A bounty hunter from Louisiana was sentenced Wednesday to 10 years in prison for kidnapping a suburban St. Louis woman, an abduction he claimed was part of his job.
A federal jury in St. Louis in September convicted 45-year-old Wayne Lozier of the New Orleans area on charges of kidnapping and conspiracy to commit kidnapping.
“This sentence should reinforce that those who work in the fugitive recovery industry must comply with state and local laws and regulations and treat those they take into custody with decency,” U.S. Attorney Sayler A. Fleming said in a statement. “They work in a dangerous industry, but that is not a license to go rogue.”
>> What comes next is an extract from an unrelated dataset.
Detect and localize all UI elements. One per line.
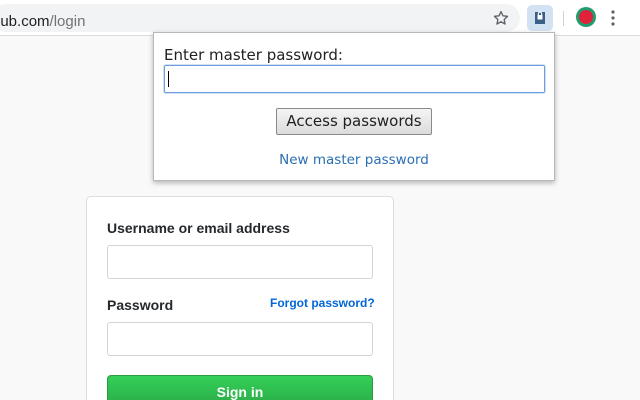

A message was left with Lozier's attorney.
The victim was a woman who was staying at a home in St. Peters, Missouri, in 2019. Lozier and his partner, Jody L. Sullivan, had been hired by a Louisiana bail bond company to find and apprehend the woman, who had an arrest warrant on two misdemeanor crimes.
The bounty hunters were not licensed in Missouri and did not notify St. Peters police before entering the home on May 9, 2019, prosecutors said. According to testimony, the men handcuffed the woman, who was wearing only pajamas, and took her away in an SUV.
The homeowner contacted police. A St. Peters officer reached Lozier by phone and told him to return the woman, but he refused, prosecutors said. When the woman sought help from clerks at a gas station in rural Missouri, Lozier used a stun gun and pulled her hair before dragging her from the store, the U.S. Attorney's Office said.
Lozier eventually dropped the woman off at a detention facility in Mississippi, where she remained for about a week until she was released.
Sullivan, 56, pleaded guilty in September to conspiracy and kidnapping charges. She was sentenced in December to five years of probation.